Yesterday at IT Tage 2017, I had an introductory-level talk on deep learning.

After giving an overview of concepts and frameworks, I zoomed in on the task of image classification using Keras, Tensorflow and PyTorch, not aiming for high classification accuracy but wanting to convey the different “look and feel” of these frameworks.

(By sheer chance, the use case chosen happened to be about telling apart different types of endurance sports ;-))

Here are the slides, and here are the Jupyter notebooks.

Thanks to everyone who attended & thanks for reading!
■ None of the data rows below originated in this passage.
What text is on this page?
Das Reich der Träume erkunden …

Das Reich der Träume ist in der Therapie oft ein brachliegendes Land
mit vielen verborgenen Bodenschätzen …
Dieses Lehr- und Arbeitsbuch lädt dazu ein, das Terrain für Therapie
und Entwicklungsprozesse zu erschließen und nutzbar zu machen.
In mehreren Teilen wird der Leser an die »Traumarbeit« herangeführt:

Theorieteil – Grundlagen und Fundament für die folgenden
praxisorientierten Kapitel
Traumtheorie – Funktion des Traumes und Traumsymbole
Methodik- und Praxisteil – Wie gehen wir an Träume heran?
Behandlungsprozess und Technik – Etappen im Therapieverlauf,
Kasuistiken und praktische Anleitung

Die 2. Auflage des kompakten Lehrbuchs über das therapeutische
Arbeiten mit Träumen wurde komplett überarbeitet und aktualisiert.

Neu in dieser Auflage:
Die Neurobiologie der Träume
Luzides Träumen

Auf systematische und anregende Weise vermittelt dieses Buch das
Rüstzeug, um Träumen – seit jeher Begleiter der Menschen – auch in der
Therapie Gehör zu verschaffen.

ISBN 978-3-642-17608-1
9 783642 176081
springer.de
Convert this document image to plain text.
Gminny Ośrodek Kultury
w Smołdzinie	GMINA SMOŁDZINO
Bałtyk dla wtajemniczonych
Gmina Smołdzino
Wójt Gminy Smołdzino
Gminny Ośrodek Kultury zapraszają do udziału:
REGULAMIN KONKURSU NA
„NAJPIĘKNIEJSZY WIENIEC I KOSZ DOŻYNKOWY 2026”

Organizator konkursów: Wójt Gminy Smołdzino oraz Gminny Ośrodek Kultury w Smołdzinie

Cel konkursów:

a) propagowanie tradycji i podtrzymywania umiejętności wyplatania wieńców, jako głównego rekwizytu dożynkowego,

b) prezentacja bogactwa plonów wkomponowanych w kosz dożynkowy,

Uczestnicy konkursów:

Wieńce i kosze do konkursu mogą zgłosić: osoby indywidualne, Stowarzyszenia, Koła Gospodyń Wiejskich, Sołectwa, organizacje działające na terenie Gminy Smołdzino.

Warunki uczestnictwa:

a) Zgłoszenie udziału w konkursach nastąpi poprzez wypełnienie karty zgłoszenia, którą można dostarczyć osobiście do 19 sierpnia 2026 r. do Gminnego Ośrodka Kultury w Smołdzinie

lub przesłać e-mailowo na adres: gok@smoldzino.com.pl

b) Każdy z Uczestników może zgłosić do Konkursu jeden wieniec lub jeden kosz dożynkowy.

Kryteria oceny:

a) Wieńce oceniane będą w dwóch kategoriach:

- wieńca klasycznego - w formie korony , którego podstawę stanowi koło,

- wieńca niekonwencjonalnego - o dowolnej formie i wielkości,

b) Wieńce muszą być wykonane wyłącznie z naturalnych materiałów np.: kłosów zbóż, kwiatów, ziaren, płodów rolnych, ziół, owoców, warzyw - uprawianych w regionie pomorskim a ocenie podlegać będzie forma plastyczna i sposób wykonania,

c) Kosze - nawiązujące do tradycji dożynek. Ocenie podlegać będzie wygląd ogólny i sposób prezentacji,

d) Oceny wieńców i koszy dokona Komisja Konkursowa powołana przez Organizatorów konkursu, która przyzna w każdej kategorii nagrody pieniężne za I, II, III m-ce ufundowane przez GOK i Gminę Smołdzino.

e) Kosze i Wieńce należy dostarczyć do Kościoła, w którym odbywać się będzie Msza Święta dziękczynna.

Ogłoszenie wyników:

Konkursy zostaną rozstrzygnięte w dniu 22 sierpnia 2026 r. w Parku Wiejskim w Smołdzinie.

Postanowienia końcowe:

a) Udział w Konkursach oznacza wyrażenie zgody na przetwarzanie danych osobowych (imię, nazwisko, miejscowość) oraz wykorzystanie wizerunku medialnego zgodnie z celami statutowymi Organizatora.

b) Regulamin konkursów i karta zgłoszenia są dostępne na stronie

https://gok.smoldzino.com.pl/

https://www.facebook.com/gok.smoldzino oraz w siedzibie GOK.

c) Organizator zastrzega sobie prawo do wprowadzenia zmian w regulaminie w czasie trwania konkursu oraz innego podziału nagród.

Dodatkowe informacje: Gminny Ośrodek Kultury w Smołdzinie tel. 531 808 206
Deep Learning, deeplearning4j and Outlier Detection: Talks at Trivadis Tech Event

Last weekend, another edition of Trivadis Tech Event took place. As usual, it was great fun and a great source of inspiration.
I had the occasion to talk about deep learning twice: One talk was an intro to DL4J (deeplearning4j), zooming in on a few aspects I’ve found especially nice and useful while trying to provide a general introduction to deep learning at the same time. The audience was great, and the framework really is fun to work with, so this was a totally pleasant experience! Here are the slides, and here’s the example code.

The second talk was a joint session with my colleague Olaf on outlier / anomaly detection. We covered both ML and DL algorithms. For DL, I focused on variational autoencoders, the special challenge being to successfully apply the algorithm to datasets other than MNIST… and especially, datasets with a mix of categorical and continuous variables of different scale. As I say in the habitual “conclusion” slide, I don’t think I’ve arrived at a conclusion yet… any comments / suggestions are very welcome! Here’s the VAE presentation on RPubs, and here on github.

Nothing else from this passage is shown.